One thing Jesus was terrible at was keeping secrets. If you had something really private, really embarrassing, something really scandalous or dangerous in your life, and you wanted to keep it quiet, you had best stay away from him, because he would spill the beans every single time. Remember the Samaritan woman he talked to at the well that time, the one who had been married multiple times and was living with someone she wasn’t married to, and how Jesus sniffed it out and made her talk to him about it? Remember the woman who sneaked up behind him in a huge crowd, just to touch his clothing, so she could be healed in secret, only Jesus stopped the whole parade to call her out?
Remember how, as his ministry became more and more threatening to the powers that be, his followers urged him to lay low, but instead Jesus planned his own welcoming party, rode into Jerusalem on the back of a donkey, right up to the steps of the temple, just to show that he could? Maybe, if he had attracted only a few followers, maybe, if they had settled quietly in a little town in northern Galilee, he could’ve kept teaching about the reign of God indefinitely. He wouldn’t have pissed off enough people, wouldn’t have been close enough to the religious and government bullies, to get himself killed. But Jesus was terrible at keeping secrets.
One thing Jesus knew about us, though, is that we are always trying to hide stuff away. Sometimes we try to conceal our imperfections, our mistakes, our bitter broken hearts, our sin. But sometimes, and this is the real kicker, we try to hide away other people who don’t conform to our expectations, people whose lives we think are out of bounds and disallowed. We turn people into secrets that we think we can keep.
Jesus was always finding the ones that society was keeping hidden. Like the lepers who were kicked out of their homes and villages and sent into the wilderness to live apart from regular people. Like the tormented man who was excommunicated by his whole town, sent to the graveyard to suffer alone. Like the women and the children in the crowds who came out to see him, who were expected to sit quietly, not say a word, while the men worked out what was happening and what to do next.
Jesus had an eye for the hidden ones. Jesus had a heart for the hidden ones. “Who would light a lamp and then put a basket over it?” he would ask his disciples as he welcomed a shy, smiling outcast into his arms. “Who would light a candle and then put it under the bed? There are no secrets with me. Nothing hidden, except to be disclosed.” With Jesus, no human being could be hidden away from his loving heart. With Jesus, no human being was ever kept secret.

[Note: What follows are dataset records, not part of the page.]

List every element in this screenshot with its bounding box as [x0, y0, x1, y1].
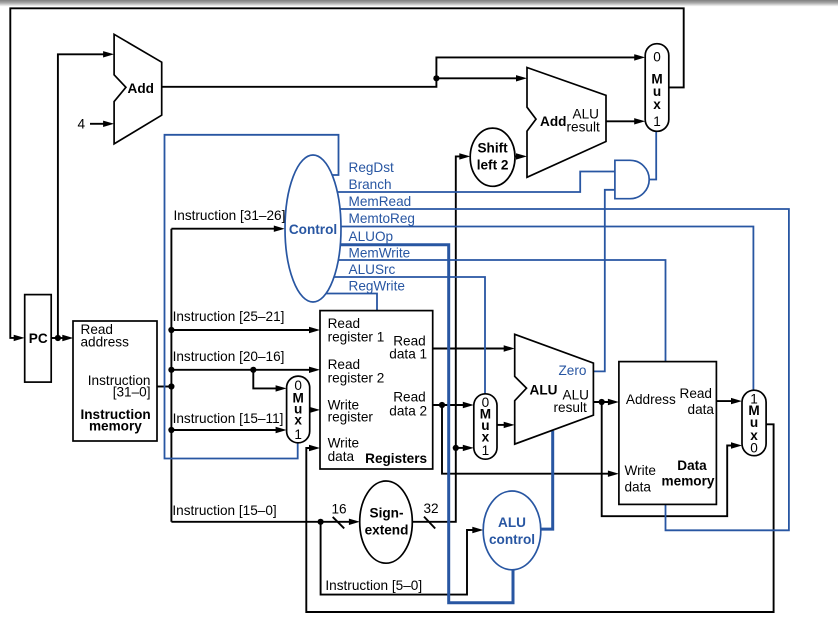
node: instruction bus [25-21] [168, 327, 174, 333]
svg-text:data: data [625, 480, 652, 495]
svg-text:Address: Address [626, 392, 676, 407]
arrowhead into instruction memory read address [62, 335, 73, 341]
node: ALU result branch [599, 399, 605, 405]
arrowhead into Add-result lower input [516, 153, 527, 159]
wire: instruction [15-0] to sign extend [171, 521, 352, 523]
svg-text:MemRead: MemRead [349, 194, 412, 209]
svg-text:ALU: ALU [498, 515, 526, 530]
node: instruction bus [20-16] [168, 367, 174, 373]
wire: AND gate output to PCSrc mux select [649, 131, 656, 179]
svg-text:Zero: Zero [559, 363, 587, 378]
svg-text:Instruction [15–11]: Instruction [15–11] [173, 411, 284, 426]
instruction memory box [73, 321, 157, 441]
adder Add (PC+4) [114, 34, 162, 144]
arrowhead into ALU top input [504, 345, 515, 351]
svg-text:data: data [688, 402, 715, 417]
arrowhead into shift left 2 [459, 153, 470, 159]
arrowhead into ALU bottom input [504, 422, 515, 428]
svg-text:RegDst: RegDst [349, 160, 395, 175]
svg-text:result: result [554, 400, 587, 415]
wire: Read data 1 to ALU [433, 348, 508, 350]
wire: Branch control to AND gate [312, 172, 615, 193]
svg-text:PC: PC [29, 331, 48, 346]
svg-text:1: 1 [294, 427, 302, 442]
node: PC+4 junction [433, 75, 439, 81]
svg-text:Write: Write [625, 463, 656, 478]
svg-text:Read: Read [680, 386, 713, 401]
svg-text:Add: Add [540, 114, 566, 129]
wire: sign-extend branch into ALUSrc mux input 1 [456, 447, 467, 449]
wire: PCSrc mux output feedback to PC (top/left loop) [10, 8, 683, 338]
data memory box [619, 362, 717, 505]
wire: constant 4 into Add [90, 123, 106, 125]
svg-text:x: x [653, 97, 661, 112]
wire: RegDst control to RegDst mux select [165, 135, 339, 459]
arrowhead into branch mux input 1 [634, 118, 645, 124]
arrowhead into Data memory address [608, 399, 619, 405]
svg-text:memory: memory [89, 419, 142, 434]
svg-text:extend: extend [365, 523, 409, 538]
wire: ALU control output to ALU [541, 431, 553, 529]
svg-text:Sign-: Sign- [370, 506, 404, 521]
wire: Read data 2 branch to Data memory Write data [442, 405, 612, 474]
node: read data 2 branch [439, 402, 445, 408]
wire: instruction [15-11] to RegDst mux input 1 [171, 429, 279, 431]
wire: MemtoReg mux output back to Registers Write data (bottom loop) [306, 424, 773, 612]
svg-text:32: 32 [423, 501, 438, 516]
svg-text:data 1: data 1 [389, 347, 427, 362]
ellipse ALU control unit [483, 491, 541, 570]
svg-text:Read: Read [393, 390, 426, 405]
wire: ALUOp control to ALU control unit [312, 245, 513, 603]
svg-text:Instruction [15–0]: Instruction [15–0] [172, 503, 276, 518]
node: PC output junction [55, 335, 61, 341]
arrowhead into RegDst mux input 0 [276, 385, 287, 391]
wire: RegDst mux output to Write register [310, 409, 313, 411]
arrowhead into sign extend [349, 519, 360, 525]
mux RegDst (write register) [287, 376, 310, 443]
wire: RegWrite control to Registers [312, 294, 377, 311]
wire: MemWrite control to Data memory write port [312, 260, 666, 362]
svg-text:ALU: ALU [530, 383, 558, 398]
svg-text:Instruction [31–26]: Instruction [31–26] [174, 208, 286, 223]
arrowhead into branch mux input 0 [634, 54, 645, 60]
arrowhead into Data memory write data [608, 471, 619, 477]
wire: instruction [25-21] to Read register 1 [171, 329, 312, 331]
svg-text:Instruction [20–16]: Instruction [20–16] [173, 349, 285, 364]
svg-text:Instruction [25–21]: Instruction [25–21] [173, 309, 285, 324]
wire: ALUSrc mux output to ALU [497, 424, 508, 426]
svg-text:data: data [328, 449, 355, 464]
arrowhead into Read register 2 [309, 367, 320, 373]
adder Add (branch target, ALU result) [527, 68, 606, 178]
svg-text:Registers: Registers [365, 451, 427, 466]
node: sign extend output branch [453, 445, 459, 451]
wire: instruction [20-16] to Read register 2 [171, 369, 312, 371]
arrowhead into MemtoReg mux input 0 [731, 442, 742, 448]
slash 32-bit width mark [424, 517, 435, 529]
svg-text:Add: Add [128, 81, 154, 96]
arrowhead into ALU control [472, 527, 483, 533]
svg-text:1: 1 [653, 114, 661, 129]
node: instruction bus [15-11] [168, 427, 174, 433]
svg-text:1: 1 [482, 443, 490, 458]
svg-text:MemWrite: MemWrite [349, 246, 411, 261]
svg-text:address: address [81, 335, 130, 350]
PC register box [25, 295, 52, 383]
svg-text:0: 0 [653, 50, 661, 65]
svg-text:Instruction [5–0]: Instruction [5–0] [325, 578, 422, 593]
ellipse shift left 2 [470, 128, 515, 186]
svg-text:register: register [328, 410, 374, 425]
svg-text:memory: memory [662, 474, 715, 489]
wire: instruction [20-16] branch to RegDst mux input 0 [253, 370, 279, 389]
svg-text:16: 16 [331, 502, 346, 517]
svg-text:control: control [489, 532, 535, 547]
arrowhead into Control [274, 226, 285, 232]
svg-text:register 1: register 1 [328, 330, 385, 345]
svg-text:register 2: register 2 [328, 371, 385, 386]
mux MemtoReg [742, 390, 766, 456]
svg-text:x: x [294, 413, 302, 428]
svg-text:MemtoReg: MemtoReg [349, 211, 415, 226]
node: instruction bus output [168, 383, 174, 389]
wire: instruction [5-0] to ALU control [321, 522, 476, 595]
node: instruction [20-16] branch [250, 367, 256, 373]
top gray gradient bar [0, 0, 838, 7]
wire: MemRead control to Data memory read port [312, 209, 789, 530]
wire: PC output to instruction memory read address [51, 337, 65, 339]
AND gate (branch and zero) [615, 160, 649, 198]
svg-text:4: 4 [78, 117, 86, 132]
wire: Add ALU result to branch mux input 1 [606, 120, 637, 122]
arrowhead into Add-result top input [516, 75, 527, 81]
svg-text:Control: Control [289, 222, 337, 237]
svg-text:ALUOp: ALUOp [349, 229, 394, 244]
arrowhead into Registers write data [309, 445, 320, 451]
wire: Data memory Read data to MemtoReg mux input 1 [716, 400, 734, 402]
svg-text:Data: Data [677, 458, 707, 473]
wire: ALU result to Data memory Address and MemtoReg mux input 0 [593, 401, 611, 403]
arrowhead into Add bottom input (4) [103, 121, 114, 127]
wire: instruction bus vertical [170, 229, 172, 522]
slash 16-bit width mark [333, 517, 345, 529]
wire: MemtoReg control to MemtoReg mux select [312, 227, 753, 391]
arrowhead into MemtoReg mux input 1 [731, 398, 742, 404]
wire: Read data 2 to ALUSrc mux input 0 [433, 404, 467, 406]
ellipse Control unit [285, 155, 341, 302]
mux PCSrc (top right) [645, 44, 669, 132]
wire: sign-extend output to ALUSrc mux input 1 and shift-left-2 [412, 156, 462, 521]
arrowhead into Add top input [103, 51, 114, 57]
svg-text:left 2: left 2 [477, 158, 509, 173]
arrowhead into PC [14, 335, 25, 341]
svg-text:0: 0 [750, 441, 758, 456]
wire: shift-left-2 output into Add-result [515, 155, 520, 157]
svg-text:result: result [567, 120, 600, 135]
arrowhead into RegDst mux input 1 [276, 427, 287, 433]
wire: Add (PC+4) output to branch mux input 0 and Add-result top input [162, 57, 637, 86]
wire: instruction memory output to bus [157, 386, 171, 388]
svg-text:RegWrite: RegWrite [349, 279, 405, 294]
ALU main [515, 334, 594, 444]
wire: instruction [31-26] into Control [171, 228, 280, 230]
wire: ALU Zero output to AND gate [593, 190, 615, 372]
arrowhead into Write register [309, 407, 320, 413]
registers box [320, 311, 433, 469]
wire: ALUSrc control to ALUSrc mux select [312, 277, 485, 394]
node: instruction [15-0] branch [318, 519, 324, 525]
arrowhead into Read register 1 [309, 327, 320, 333]
svg-text:Branch: Branch [349, 177, 392, 192]
ellipse sign extend [360, 481, 413, 563]
arrowhead into ALUSrc mux input 1 [463, 445, 474, 451]
svg-text:Shift: Shift [477, 141, 508, 156]
wire: PC value up to Add (PC+4) [58, 54, 106, 338]
svg-text:ALUSrc: ALUSrc [349, 262, 396, 277]
svg-text:data 2: data 2 [389, 404, 427, 419]
mux ALUSrc [474, 394, 497, 459]
svg-text:[31–0]: [31–0] [113, 385, 151, 400]
arrowhead into ALUSrc mux input 0 [463, 402, 474, 408]
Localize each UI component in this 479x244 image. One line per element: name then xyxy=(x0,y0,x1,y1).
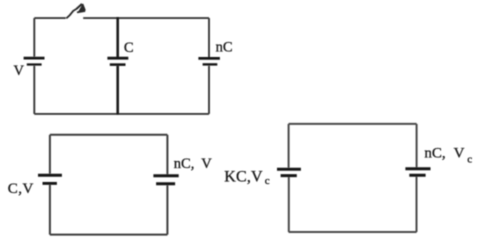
svg-text:c: c xyxy=(265,175,270,187)
svg-text:nC,: nC, xyxy=(174,156,195,172)
svg-text:V: V xyxy=(201,156,212,172)
svg-text:KC,V: KC,V xyxy=(224,169,263,186)
svg-text:V: V xyxy=(14,63,25,79)
svg-text:C: C xyxy=(124,40,134,56)
svg-text:C,V: C,V xyxy=(8,181,34,197)
svg-text:V: V xyxy=(454,145,465,161)
svg-text:nC: nC xyxy=(216,39,233,55)
svg-text:nC,: nC, xyxy=(424,145,445,161)
svg-text:c: c xyxy=(467,154,472,166)
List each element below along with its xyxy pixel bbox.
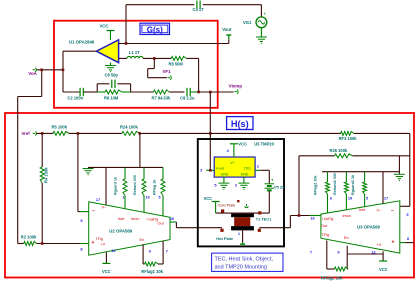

Caroline and Michala, I feel like for many years our society, with the collusion of our government and our churches, has been saying to you, “It’s okay for you to be together, to get a dog together, to make a home together, to spend your lives together. But we don’t want to acknowledge it. We don’t want to be part of it. We won’t ask, if you won’t tell, and we’ll all be happy keeping this secret together.” There has been no public way for your marriage to be made known. Somehow, we imagined that a small, quiet, secret life together would be good enough for you.
The problem with that plan is, we didn’t understand until recently how bright you shine. We failed to notice for a long time that the two of you fairly glow in the dark. The love you share is a shining beacon, a warm flame of light that sparkles and shimmers against the gloom of our broken world. You shine because you love; you shine because you are beautiful, exactly as God made you, exactly as you have discovered each other.
And Jesus tried to tell us it would be futile to try and hide a light like yours under a basket, or under the bed, or under the laws of any state that tries to regulate love, or under the rules of any religion that tries to ration love. Jesus tried to tell us that with him, there aren’t any secrets. He is in the exposure business. He is in the coming out business. He is in the lamp-lighting and light-uncovering business. He is in the business of love, love just like yours; and so we have finally come to the day when your light is revealed for all people to see and acknowledge. We are finally ready – the justice system in most of our country is ready, the church you have helped build is ready – to recognize what has been true for a long time: you are shining in the light of God’s glory. It’s about damn time.